The handover of cultural items taken to England more than half a century ago has been a moving process for all involved.
Noeleen Lalara is an Anindilyakwa elder.
“For me, it’s emotional, I’m just talking from my heart, it’s emotional to me. I’m happy and I’m proud for my people.”
The 174 items being returned to country include baskets, spears, armbands, and intricately decorated shell dolls, which have inspired the present-day Groote Island community to create new dolls, strengthening cross-generation bonds.
Maicie Lalara is an Anindilyakwa woman.
“We do learning on country with the school kids, going out collecting the shells, painting it with okre… the kids loved it and we carry on following our ancestors.”
The items had been collected in the 1950s by English anthropologist Professor Peter Worsley… who was researching the lives of Aboriginal people and travelled to Groote Island.
His daughter Deborah attended today’s handover, meeting the descendants of women his father had often mentioned to her during childhood.
“I’d heard the stories of being on Groote all my life, he continued to talk about that time all his life… I just wish he could know that this is what’s happened.”
Professor Worsley donated his collection to Manchester Museum when he retired in the 1980s.
Over the past three years, museum experts travelled to Groote, and worked with the Anindilyakwa Land Council to determine where the items should be kept.
“There is a different quality to a return process when you are dealing with real people face to face and really listening. The emotion at the ceremony today has been carried through the whole process of working together. We know this matters, we can feel it.”
It’s hoped this close collaboration will serve as a model for future repatriation projects; most British museums aren’t as willing to facilitate the return of culturally significant items.
Leonard Hill is the acting CEO of the Australian Institute of Aboriginal and Torres Straight Islander studies.
“Events such this and relationships and opportunities in returning material such as this provides a level of awareness to the importance of returning cultural material back home. I hope it provides a bit of a trigger to other institutions that there is genuine goodwill and willingness on communities and institutions like AIATSIS to work with partners overseas to return materials.”

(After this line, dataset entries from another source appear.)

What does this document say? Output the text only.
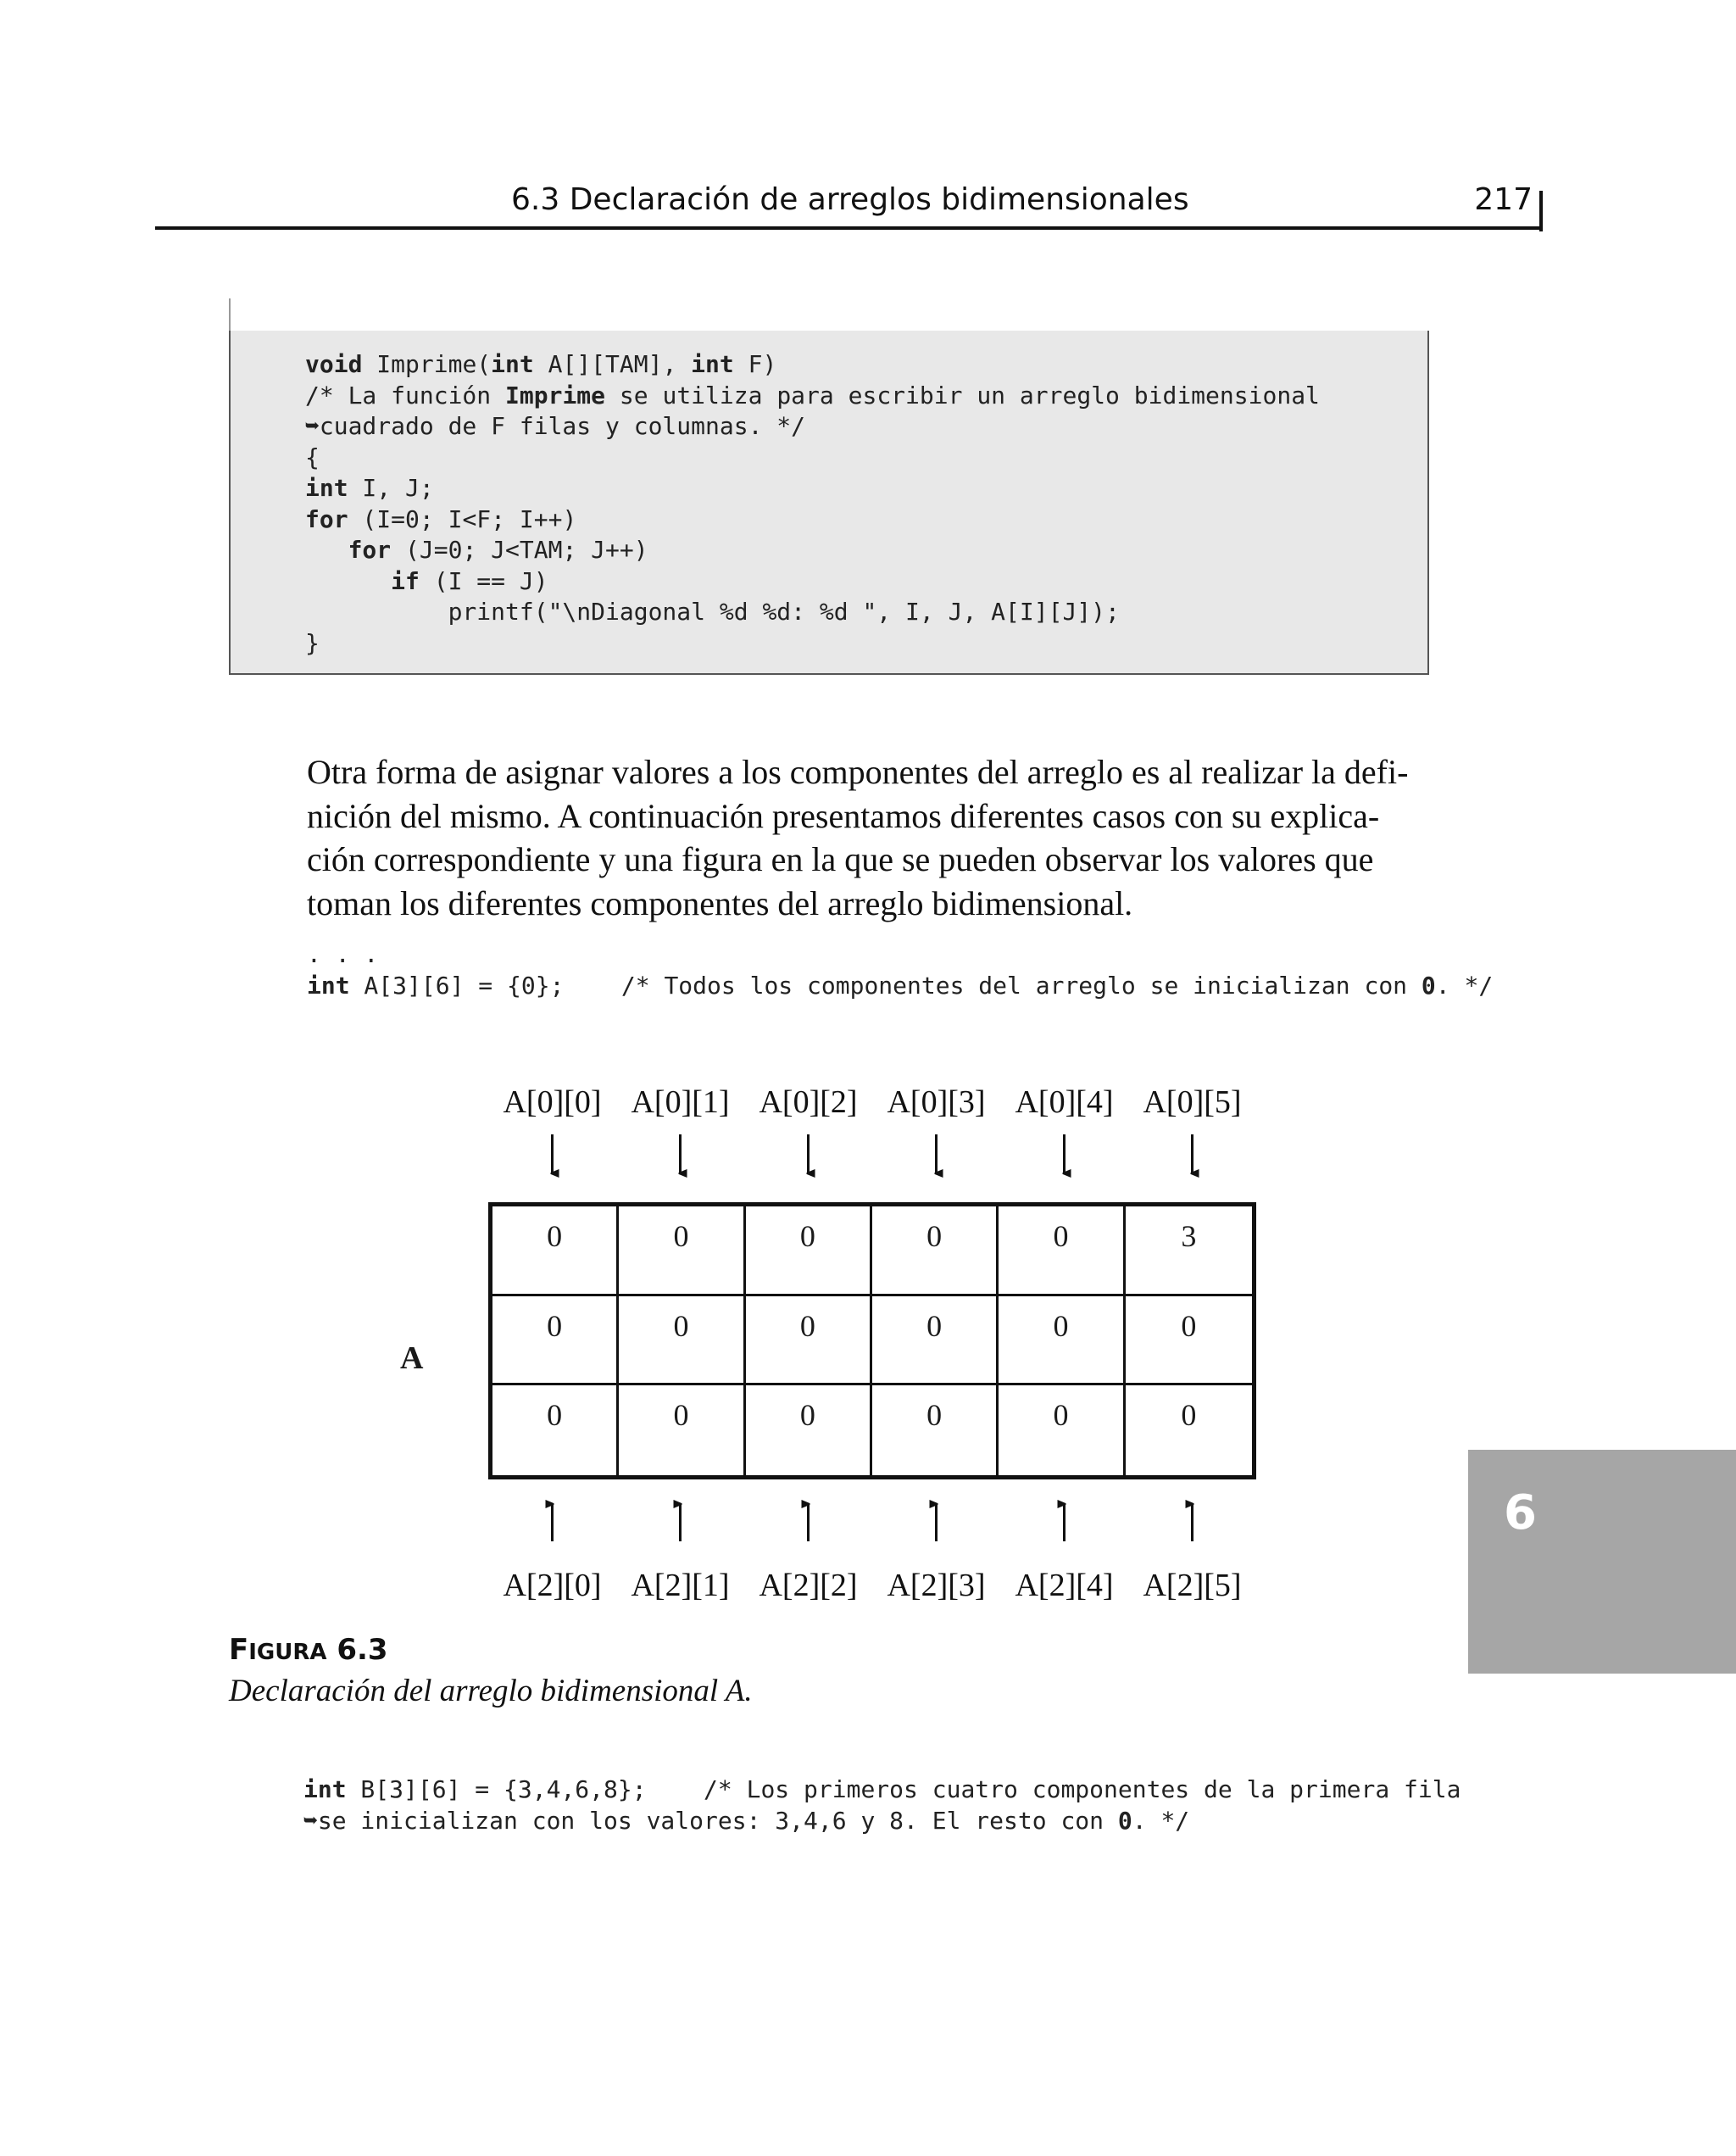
6.3 Declaración de arreglos bidimensionales	217
void Imprime(int A[][TAM], int F)
/* La función Imprime se utiliza para escribir un arreglo bidimensional
➥cuadrado de F filas y columnas. */
{
int I, J;
for (I=0; I<F; I++)
for (J=0; J<TAM; J++)
if (I == J)
printf("\nDiagonal %d %d: %d ", I, J, A[I][J]);
}

Otra forma de asignar valores a los componentes del arreglo es al realizar la defi-

nición del mismo. A continuación presentamos diferentes casos con su explica-

ción correspondiente y una figura en la que se pueden observar los valores que

toman los diferentes componentes del arreglo bidimensional.

. . .
int A[3][6] = {0};    /* Todos los componentes del arreglo se inicializan con 0. */
A[0][0] A[0][1] A[0][2] A[0][3] A[0][4] A[0][5]
A
0	0	0	0	0	3
0	0	0	0	0	0
0	0	0	0	0	0
A[2][0] A[2][1] A[2][2] A[2][3] A[2][4] A[2][5]
FIGURA 6.3
Declaración del arreglo bidimensional A.
int B[3][6] = {3,4,6,8};    /* Los primeros cuatro componentes de la primera fila
➥se inicializan con los valores: 3,4,6 y 8. El resto con 0. */
6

There are an estimated 39,000 Indigenous artefacts on display and in museum storerooms across the United Kingdom.
Manchester Museum has several hundred in its collection, so these 174 are just a drop in the pond.
But each individual item is of great importance to the community that receives it, as Anindilyakwa woman Amethea Mamarika explains.
“Seeing our ancestors artefacts, first time I seen it, it made me cry.”
The items will be welcomed home with a special ceremony later this year.